Posted on 2009-04-26
I have a whole slew of CSV files (originally Excel), trying to standardize them before importing into a database. Two transformations/clean-ups have me stumped:
1. Column 4 sometimes has a single value, or two values with the word "and" between them. Trying to figure out how to either split this into two columns (if the word "and" is present), or create a blank column if not.

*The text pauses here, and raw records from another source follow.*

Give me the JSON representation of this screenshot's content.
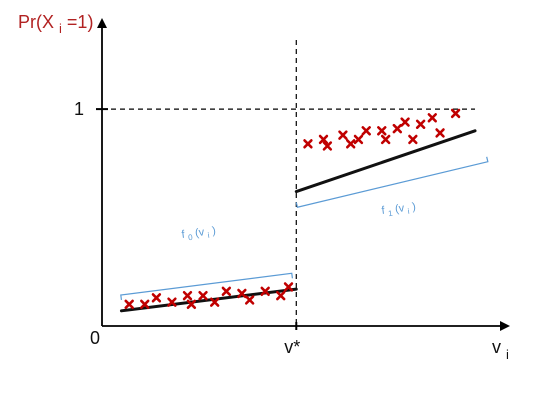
{
  "chart_data": {
    "type": "scatter",
    "title": "",
    "xlabel": {
      "base": "v",
      "subscript": "i"
    },
    "ylabel": {
      "prefix": "Pr(X",
      "subscript": "i",
      "suffix": "=1)"
    },
    "origin_label": "0",
    "y_tick_label": "1",
    "cutoff_label": "v*",
    "segments": [
      {
        "label": {
          "base": "f",
          "subscript": "0",
          "open": "(v",
          "arg_subscript": "i",
          "close": ")"
        },
        "points": [
          [
            0.07,
            0.1
          ],
          [
            0.11,
            0.1
          ],
          [
            0.14,
            0.13
          ],
          [
            0.18,
            0.11
          ],
          [
            0.22,
            0.14
          ],
          [
            0.23,
            0.1
          ],
          [
            0.26,
            0.14
          ],
          [
            0.29,
            0.11
          ],
          [
            0.32,
            0.16
          ],
          [
            0.36,
            0.15
          ],
          [
            0.38,
            0.12
          ],
          [
            0.42,
            0.16
          ],
          [
            0.46,
            0.14
          ],
          [
            0.48,
            0.18
          ]
        ],
        "fit": {
          "x": [
            0.05,
            0.5
          ],
          "y": [
            0.07,
            0.17
          ]
        }
      },
      {
        "label": {
          "base": "f",
          "subscript": "1",
          "open": "(v",
          "arg_subscript": "i",
          "close": ")"
        },
        "points": [
          [
            0.53,
            0.84
          ],
          [
            0.57,
            0.86
          ],
          [
            0.58,
            0.83
          ],
          [
            0.62,
            0.88
          ],
          [
            0.64,
            0.84
          ],
          [
            0.66,
            0.86
          ],
          [
            0.68,
            0.9
          ],
          [
            0.72,
            0.9
          ],
          [
            0.73,
            0.86
          ],
          [
            0.76,
            0.91
          ],
          [
            0.78,
            0.94
          ],
          [
            0.8,
            0.86
          ],
          [
            0.82,
            0.93
          ],
          [
            0.85,
            0.96
          ],
          [
            0.87,
            0.89
          ],
          [
            0.91,
            0.98
          ]
        ],
        "fit": {
          "x": [
            0.5,
            0.96
          ],
          "y": [
            0.62,
            0.9
          ]
        }
      }
    ],
    "xlim": [
      0,
      1.05
    ],
    "ylim": [
      0,
      1.42
    ],
    "cutoff_x": 0.5,
    "y_reference": 1,
    "grid": false,
    "legend": "none"
  },
  "colors": {
    "axis": "#000000",
    "fit_line": "#111111",
    "marker": "#c00000",
    "bracket": "#5b9bd5",
    "ylabel": "#b22222"
  }
}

I.e.:
LAST_NAME, FIRST_NAME, SSN_LAST_FOUR, FORD and TOYOTA should become
LAST_NAME, FIRST_NAME, SSN_LAST_FOUR, FORD, TOYOTA
LAST_NAME, FIRST_NAME, SSN_LAST_FOUR, HYUNDAI should become
LAST_NAME, FIRST_NAME, SSN_LAST_FOUR, , HYUNDAI
2. Column 5 has a date RANGE, (start date / end date) in a variety of formats; sometimes dd-dd mon yy, sometimes dd-mon-yy - dd-mon-yy, or (for 1-day ranges) just a single dd-mon-yy. Want to split this into two columns, and for single-day ranges just copy the date to both columns.
Any help greatly appreciated!!!